Cinco: No desistas. Cuando experimentas rechazo, no te quedes atorado ni enganchado personalmente (14-15). Seis: Sabiduría de equilibrio. No exceso de ingenuidad al proclamar el reino de Dios, ni exceso de amargura al enfrentar la maldad humana (16-18). Siete: Es misión respaldada, dirigida y sostenida por el Espíritu Santo (19-20). Ocho: Sólo la gracia perdura. Las relaciones afectivas fallarán (21-22). Nueve: Siempre tendremos opciones para seguir realizando la misión. El final de la historia no depende de nuestro trabajo (23). Diez: Es misión de orto-aspiración. Hay que asumir las etiquetas y seguir misionando (24-25).
Once: Es misión de divulgación del reino, victoria cierta que saldrá a la luz (26-27). Doce: Es misión de confianza y cercanía. No tengamos miedo al grandulón que nos acosa. Dios está muy cerca (28-31). Trece: Es misión de confesión valiente. Confesemos con valor que somos de Cristo (32-33). Catorce: La misión es prioridad. Establezcamos claramente la prioridad de nuestra vida, que es el reino de Dios (34-39).
Señor Jesús, gracias por tus instrucciones, que son palabras de vida. Iniciativas transformadoras para seguir por el camino de la justicia de Cristo, y orientaciones precisas para ser misioneros tuyos. Danos también de tu Espíritu para seguir tus palabras fielmente. Amén.
Los planos de interconexión
El que los recibe a ustedes a mí me recibe, y el que me recibe a mí recibe al que me envió… Cualquiera que dé a uno de estos pequeñitos un vaso de agua fría solamente porque es mi discípulo, de cierto les digo que jamás perderá su recompensa (Mateo 10:40-42 RVA2015).
La palabra clave en la misión cristiana es INTERCONEXIÓN. Reconocemos al menos tres planos distintos en la interconexión misionera.
En el primer plano de interconexión, hay una relación entre los trabajadores y el Señor que nos ha enviado. Somos sus representantes, sus embajadores. Por la interconexión representamos a nuestro amado Maestro y Señor. Hagámoslo bien. Estamos conectados con Dios.
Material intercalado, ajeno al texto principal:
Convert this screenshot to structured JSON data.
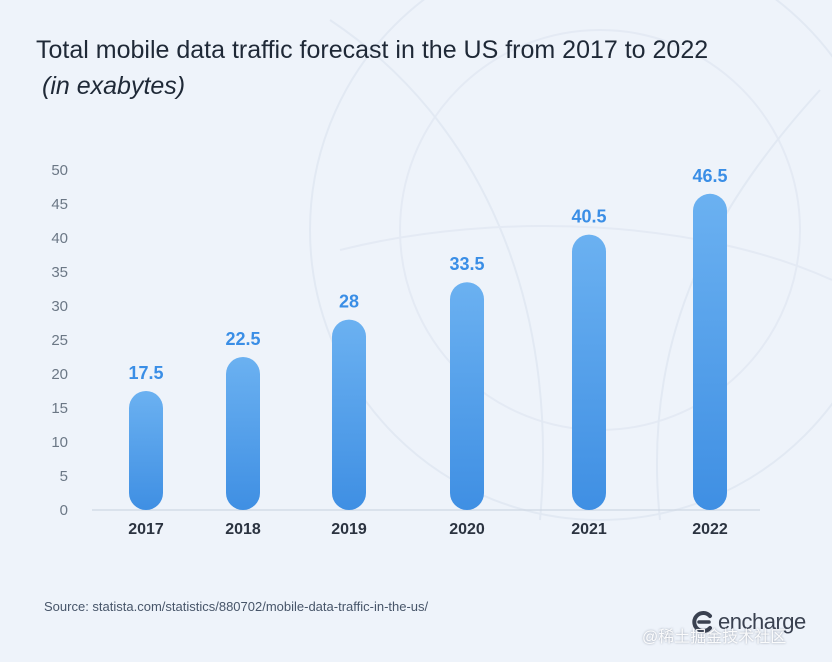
{
  "chart_data": {
    "type": "bar",
    "title": "Total mobile data traffic forecast in the US from 2017 to 2022",
    "subtitle": "(in exabytes)",
    "categories": [
      "2017",
      "2018",
      "2019",
      "2020",
      "2021",
      "2022"
    ],
    "values": [
      17.5,
      22.5,
      28,
      33.5,
      40.5,
      46.5
    ],
    "value_labels": [
      "17.5",
      "22.5",
      "28",
      "33.5",
      "40.5",
      "46.5"
    ],
    "ylim": [
      0,
      50
    ],
    "yticks": [
      "0",
      "5",
      "10",
      "15",
      "20",
      "25",
      "30",
      "35",
      "40",
      "45",
      "50"
    ],
    "xlabel": "",
    "ylabel": "",
    "grid": false,
    "bar_color_top": "#6bb1f1",
    "bar_color_bottom": "#3f8fe3",
    "label_color": "#3a8ee6"
  },
  "source": "Source: statista.com/statistics/880702/mobile-data-traffic-in-the-us/",
  "brand": {
    "name": "encharge",
    "icon": "encharge-logo-icon"
  },
  "watermark": "@稀土掘金技术社区"
}
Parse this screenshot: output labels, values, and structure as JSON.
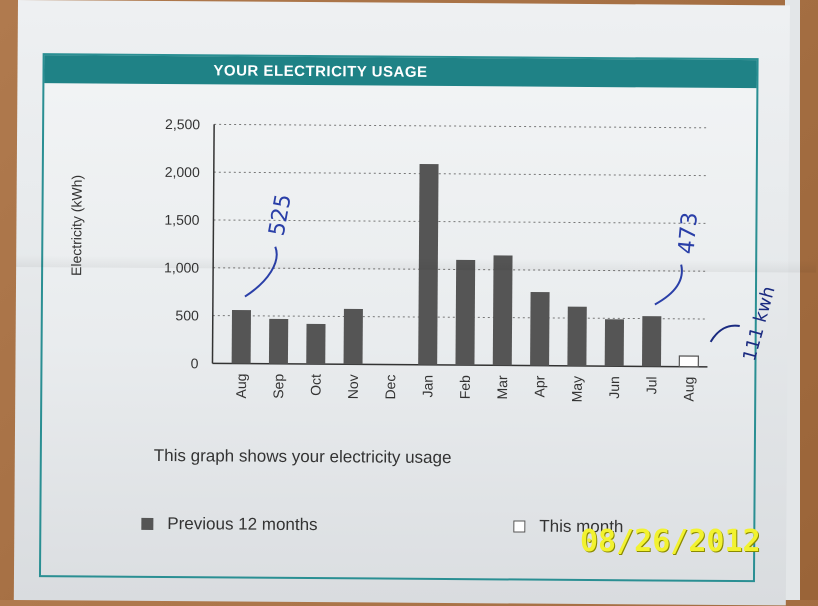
{
  "header": {
    "title": "YOUR ELECTRICITY USAGE"
  },
  "caption": "This graph shows your electricity usage",
  "legend": [
    {
      "label": "Previous 12 months",
      "color": "#555555",
      "filled": true
    },
    {
      "label": "This month",
      "color": "#ffffff",
      "filled": false
    }
  ],
  "photo_timestamp": "08/26/2012",
  "annotations": [
    {
      "text": "525",
      "near": "Aug"
    },
    {
      "text": "473",
      "near": "Jul"
    },
    {
      "text": "111 kwh",
      "near": "Aug (this month)"
    }
  ],
  "chart_data": {
    "type": "bar",
    "title": "YOUR ELECTRICITY USAGE",
    "ylabel": "Electricity (kWh)",
    "xlabel": "",
    "ylim": [
      0,
      2500
    ],
    "yticks": [
      "0",
      "500",
      "1,000",
      "1,500",
      "2,000",
      "2,500"
    ],
    "ytick_values": [
      0,
      500,
      1000,
      1500,
      2000,
      2500
    ],
    "grid": true,
    "categories": [
      "Aug",
      "Sep",
      "Oct",
      "Nov",
      "Dec",
      "Jan",
      "Feb",
      "Mar",
      "Apr",
      "May",
      "Jun",
      "Jul",
      "Aug"
    ],
    "series": [
      {
        "name": "Previous 12 months",
        "values": [
          560,
          470,
          420,
          580,
          0,
          2100,
          1100,
          1150,
          770,
          620,
          490,
          525,
          null
        ]
      },
      {
        "name": "This month",
        "values": [
          null,
          null,
          null,
          null,
          null,
          null,
          null,
          null,
          null,
          null,
          null,
          null,
          111
        ]
      }
    ],
    "bar_color": "#555555",
    "current_fill": "#ffffff"
  }
}
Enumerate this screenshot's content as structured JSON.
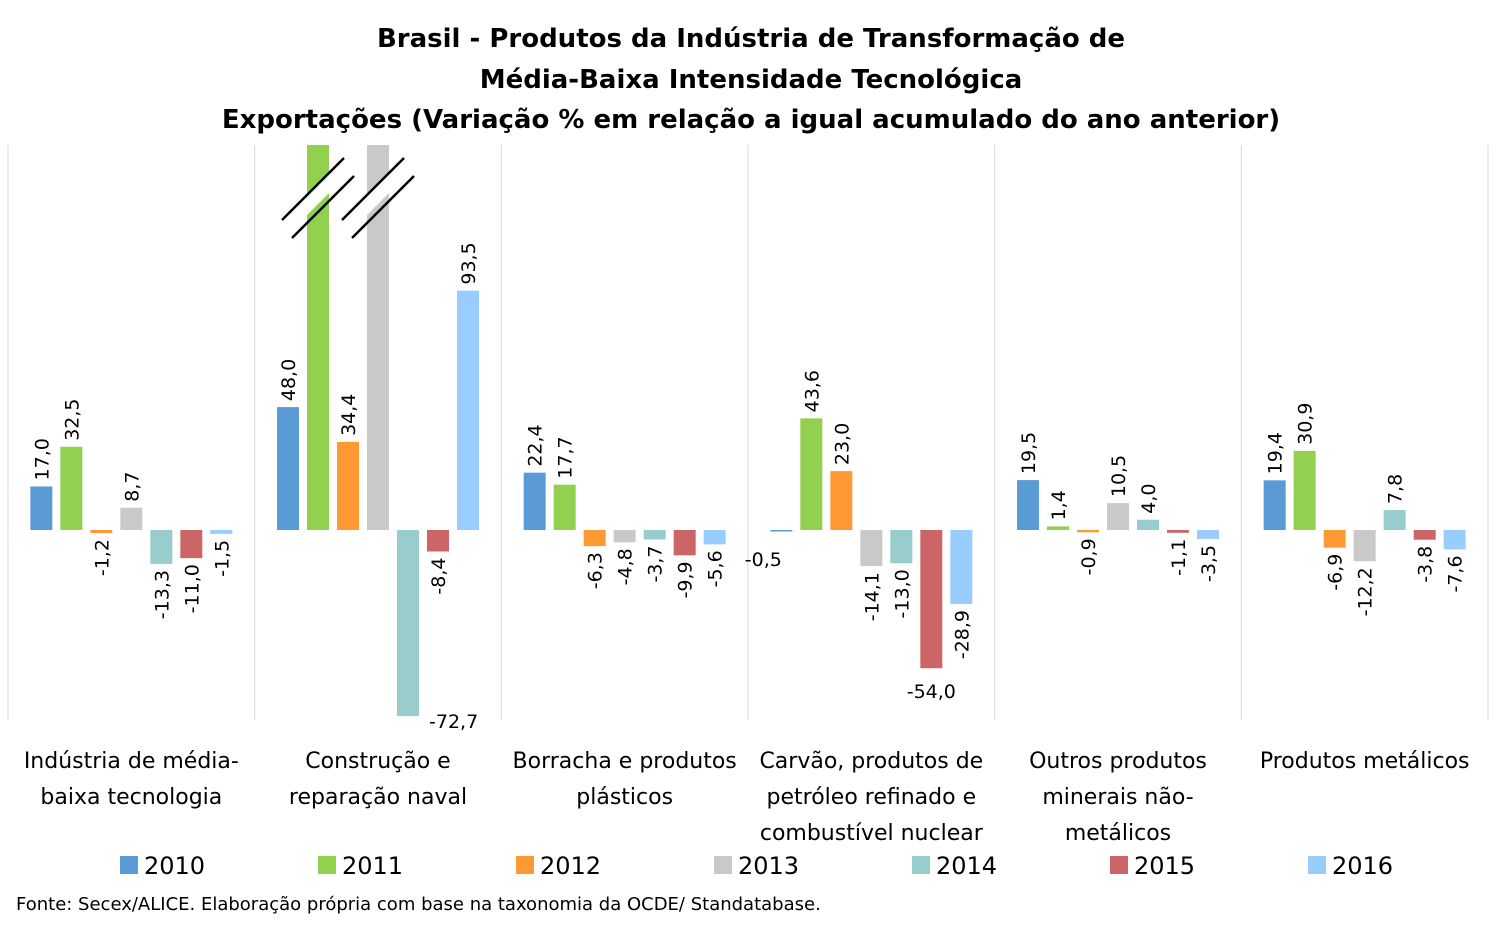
{
  "chart_data": {
    "type": "bar",
    "title": [
      "Brasil - Produtos da Indústria de Transformação de",
      "Média-Baixa Intensidade Tecnológica",
      "Exportações (Variação % em relação a igual acumulado do ano anterior)"
    ],
    "categories": [
      [
        "Indústria de média-",
        "baixa tecnologia"
      ],
      [
        "Construção e",
        "reparação naval"
      ],
      [
        "Borracha e produtos",
        "plásticos"
      ],
      [
        "Carvão, produtos de",
        "petróleo refinado e",
        "combustível nuclear"
      ],
      [
        "Outros produtos",
        "minerais não-",
        "metálicos"
      ],
      [
        "Produtos metálicos"
      ]
    ],
    "series": [
      {
        "name": "2010",
        "color": "#5b9bd5",
        "values": [
          17.0,
          48.0,
          22.4,
          -0.5,
          19.5,
          19.4
        ],
        "labels": [
          "17,0",
          "48,0",
          "22,4",
          "-0,5",
          "19,5",
          "19,4"
        ]
      },
      {
        "name": "2011",
        "color": "#92d050",
        "values": [
          32.5,
          null,
          17.7,
          43.6,
          1.4,
          30.9
        ],
        "labels": [
          "32,5",
          "",
          "17,7",
          "43,6",
          "1,4",
          "30,9"
        ]
      },
      {
        "name": "2012",
        "color": "#ff9933",
        "values": [
          -1.2,
          34.4,
          -6.3,
          23.0,
          -0.9,
          -6.9
        ],
        "labels": [
          "-1,2",
          "34,4",
          "-6,3",
          "23,0",
          "-0,9",
          "-6,9"
        ]
      },
      {
        "name": "2013",
        "color": "#c9c9c9",
        "values": [
          8.7,
          null,
          -4.8,
          -14.1,
          10.5,
          -12.2
        ],
        "labels": [
          "8,7",
          "",
          "-4,8",
          "-14,1",
          "10,5",
          "-12,2"
        ]
      },
      {
        "name": "2014",
        "color": "#99cccc",
        "values": [
          -13.3,
          -72.7,
          -3.7,
          -13.0,
          4.0,
          7.8
        ],
        "labels": [
          "-13,3",
          "-72,7",
          "-3,7",
          "-13,0",
          "4,0",
          "7,8"
        ]
      },
      {
        "name": "2015",
        "color": "#cc6666",
        "values": [
          -11.0,
          -8.4,
          -9.9,
          -54.0,
          -1.1,
          -3.8
        ],
        "labels": [
          "-11,0",
          "-8,4",
          "-9,9",
          "-54,0",
          "-1,1",
          "-3,8"
        ]
      },
      {
        "name": "2016",
        "color": "#99ccff",
        "values": [
          -1.5,
          93.5,
          -5.6,
          -28.9,
          -3.5,
          -7.6
        ],
        "labels": [
          "-1,5",
          "93,5",
          "-5,6",
          "-28,9",
          "-3,5",
          "-7,6"
        ]
      }
    ],
    "truncated_bars": [
      {
        "category": 1,
        "series": 1
      },
      {
        "category": 1,
        "series": 3
      }
    ],
    "ylim": [
      -75,
      150
    ],
    "grid": false,
    "legend_position": "bottom"
  },
  "source": "Fonte: Secex/ALICE. Elaboração própria com base na taxonomia da OCDE/ Standatabase."
}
El segundo plano de interconexión es un antídoto contra todo sectarismo, pues todos los justos que hablan de parte de Dios son aliados unos de otros. Las siervas y siervos de Dios están conectados entre sí, independientemente de su denominación. Una iglesia no es competencia de otra iglesia. El ministerio de un pastor no es amenaza al ministerio de otro pastor. Somos aliados. Compartimos la misión de rescate al mundo de Dios, y en esta cosecha hay tan pocos obreros…
Siendo pocos los obreros y tanta la necesidad, no debemos vernos unos a otros como “competidores por el mercado”, ni debemos tratar de descalificarnos mutuamente. Esas son actitudes sectaristas que van en contra de la misión de cosecha. Tengamos presente a Quién representamos como siervos y siervas del Señor.
Pero la interconexión va más allá. Hay un tercer plano. Es la relación entre los actos de misión y los de apoyo a la misión. Dar un vaso de agua a un misionero de Cristo es equivalente a participar con él o ella en su misión de cosecha. Es algo tan sencillo, es un acto de hospitalidad que nos hace ser cómplices de la conspiración del reino.
Cualquiera puede dar un vaso de agua. El sermón a los misioneros comenzó al principio del capítulo 10 con algo tan grandioso como la facultad de sanar enfermos, limpiar leprosos, expulsar demonios y resucitar muertos. Y termina con un simple vaso de agua. Todas las acciones, grandes o pequeñas, son valiosas y equivalentes en el trabajo de la cosecha de Cristo. Y todas comparten la misma recompensa por parte del Señor.
Señor, perdónanos si no nos hemos dado cuenta de los planos de interconexión que existen entre tus trabajadores. Ayúdanos a practicar la hospitalidad en gestos de apoyo mutuo y recibirnos unos a otros con solidaridad. Amén.